Uma data e uma cidade difíceis de esquecer: Washington, 28 de agosto de 1963. A “marcha pelo trabalho e pela liberdade” reuniu mais de 250.000 pessoas que lutavam pela proteção dos direitos civis e que naquele dia ouviam Martin Luther King Jr. dando um discurso já mítico chamado “Eu tenho um sonho”. Entre os palestrantes naquele dia estava um homem de 49 anos, branco, olhos azuis, 1,85 metros de altura e parecido com uma estrela de cinema. Ele se dirigiu à multidão para fazer um breve discurso. Algumas de suas palavras naquele dia expressaram que:
Estamos, portanto, para sempre em dívida com aqueles americanos, representados pelo movimento Washington March, por nos darem um exemplo tão maravilhoso do que a América aspira ser e por nos ajudar a redefinir, em meados deste século perigoso, o que é entendido pela Revolução Americana. Reconhecemos que não é apenas na América que se trava a batalha pela liberdade e dignidade dos povos. A luta pela liberdade por parte dos anteriormente subjugados está ocorrendo em capitais e cidades ao redor do mundo. O nosso futuro e o futuro do mundo dependem da nossa consciência do que significa esta luta e do grau de dedicação a ela ”.

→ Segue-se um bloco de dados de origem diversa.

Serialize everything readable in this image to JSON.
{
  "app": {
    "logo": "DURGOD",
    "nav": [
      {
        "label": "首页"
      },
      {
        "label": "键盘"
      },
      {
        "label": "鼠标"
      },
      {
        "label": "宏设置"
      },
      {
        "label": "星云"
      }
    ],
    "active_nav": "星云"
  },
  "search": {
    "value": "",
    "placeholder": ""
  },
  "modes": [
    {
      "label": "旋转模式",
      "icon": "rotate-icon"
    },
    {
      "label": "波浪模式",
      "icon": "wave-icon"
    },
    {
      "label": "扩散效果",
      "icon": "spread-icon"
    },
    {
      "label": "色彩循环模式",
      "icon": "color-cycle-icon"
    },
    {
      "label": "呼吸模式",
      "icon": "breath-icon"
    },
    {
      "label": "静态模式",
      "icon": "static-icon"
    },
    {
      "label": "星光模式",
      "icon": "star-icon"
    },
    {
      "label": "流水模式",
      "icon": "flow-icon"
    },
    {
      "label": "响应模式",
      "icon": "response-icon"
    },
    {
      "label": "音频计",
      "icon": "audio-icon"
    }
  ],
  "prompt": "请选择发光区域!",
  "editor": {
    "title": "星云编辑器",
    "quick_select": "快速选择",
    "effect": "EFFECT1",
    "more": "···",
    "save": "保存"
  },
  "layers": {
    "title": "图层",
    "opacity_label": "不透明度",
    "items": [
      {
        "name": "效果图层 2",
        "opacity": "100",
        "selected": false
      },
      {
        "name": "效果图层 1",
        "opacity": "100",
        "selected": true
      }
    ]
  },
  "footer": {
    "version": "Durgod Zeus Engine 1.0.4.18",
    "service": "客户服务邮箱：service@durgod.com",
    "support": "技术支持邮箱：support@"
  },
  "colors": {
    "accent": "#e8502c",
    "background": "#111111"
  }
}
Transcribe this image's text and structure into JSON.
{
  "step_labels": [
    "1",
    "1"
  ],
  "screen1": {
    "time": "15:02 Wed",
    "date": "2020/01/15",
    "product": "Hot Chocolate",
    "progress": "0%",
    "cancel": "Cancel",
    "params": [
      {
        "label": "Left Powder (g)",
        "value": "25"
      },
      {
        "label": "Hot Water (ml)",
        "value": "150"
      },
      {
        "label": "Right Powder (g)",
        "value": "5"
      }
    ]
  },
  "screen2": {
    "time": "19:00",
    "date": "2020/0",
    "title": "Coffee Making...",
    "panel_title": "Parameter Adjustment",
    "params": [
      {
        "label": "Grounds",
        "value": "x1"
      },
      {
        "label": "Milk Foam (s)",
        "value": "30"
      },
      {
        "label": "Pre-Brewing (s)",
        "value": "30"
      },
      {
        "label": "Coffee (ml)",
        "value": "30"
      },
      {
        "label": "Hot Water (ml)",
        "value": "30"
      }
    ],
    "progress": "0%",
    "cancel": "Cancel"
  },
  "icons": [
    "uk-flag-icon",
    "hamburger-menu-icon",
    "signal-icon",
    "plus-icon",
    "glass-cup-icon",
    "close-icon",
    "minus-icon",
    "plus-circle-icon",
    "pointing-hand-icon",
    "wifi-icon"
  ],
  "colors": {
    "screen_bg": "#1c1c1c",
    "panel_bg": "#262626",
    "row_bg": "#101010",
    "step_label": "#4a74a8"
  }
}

Esse palestrante era, na verdade, um porta-voz qualificado: ele estava lendo uma declaração coletiva assinada por 1.500 americanos residentes na França que apoiaram a marcha e que lhe deram essas palavras em Paris para que ele as lesse e representasse. Eles sabiam de seu compromisso com as causas democráticas e liberais e entendiam que sua imagem pública positiva amplificaria a mensagem que desejavam transmitir. Ele não estava lá no meio daquela multidão para aparecer, ele estava lá porque estava muito interessado em fazer parte dessa luta social.

Dois anos antes, em 17 de abril de 1961, em Los Angeles, esse mesmo homem recebeu o Oscar da atriz Greer Garson por interpretar um homem que também deu palestras em filmes. “E o vencedor é … Burt Lancaster em Elmer Gantry!” a atriz inglesa gritou animada ao anunciar o vencedor. Mas daquela vez o eloqüente orador de Washington não conseguiu falar, a alegria o dominou e em apenas trinta segundos ele agradeceu aos membros da Academia de Hollywood que votaram nele e também aos que não votaram nele. Ele havia interpretado no filme “Elmer Gantry” (1960) um pregador evangélico autoproclamado com manchas suficientes em seu passado, o suficiente para invalidar suas palavras de fé e salvação, naquela carente América do Norte rural do final dos anos 1920.

Ao consagrá-lo com o Oscar por aquela atuação, Hollywood se regozijava no histrionismo de Burt Lancaster, em seus traços masculinos, em sua figura viril, em seu sorriso enorme e franco, em seu olhar expressivo, naquela voz redonda, em seus gestos bombásticos. e atlético. Esse tipo de caracterização grandiosa se tornaria sua marca registrada – você tem que ver filmes como “A  Rosa Tatuada” (The Rose Tattoo, 1955) ou “Lágrimas do Céu” (The Rainmaker, 1956) para confirmá-lo – e no mesmo tempo em sua prisão. Ele sempre lutaria contra o estereótipo de ator, submetendo-se a desafios permanentes, enfrentando papéis muito mais exigentes e complexos, menos estridentes, mais sutis. Cada vez mais longe de Hollywood, por isso mesmo. Por isso, sentiu na maturidade a necessidade de filmar na Europa sob o comando de Luchino Visconti (O Leopardo, 1963) e Bernardo Bertolucci (Novecento, 1976) ou com autores tão criativos e livres como John Cassavetes (A Child is Waiting) , 1963), Robert Altman (Buffalo Bill and the Indians, 1976) ou Louis Malle (Atlantic City, 1980).

Ele envelheceu com uma dignidade verdadeiramente principesca. Ele nunca deixou de ser um gigante abençoado com uma dose de fragilidade humana inquestionável.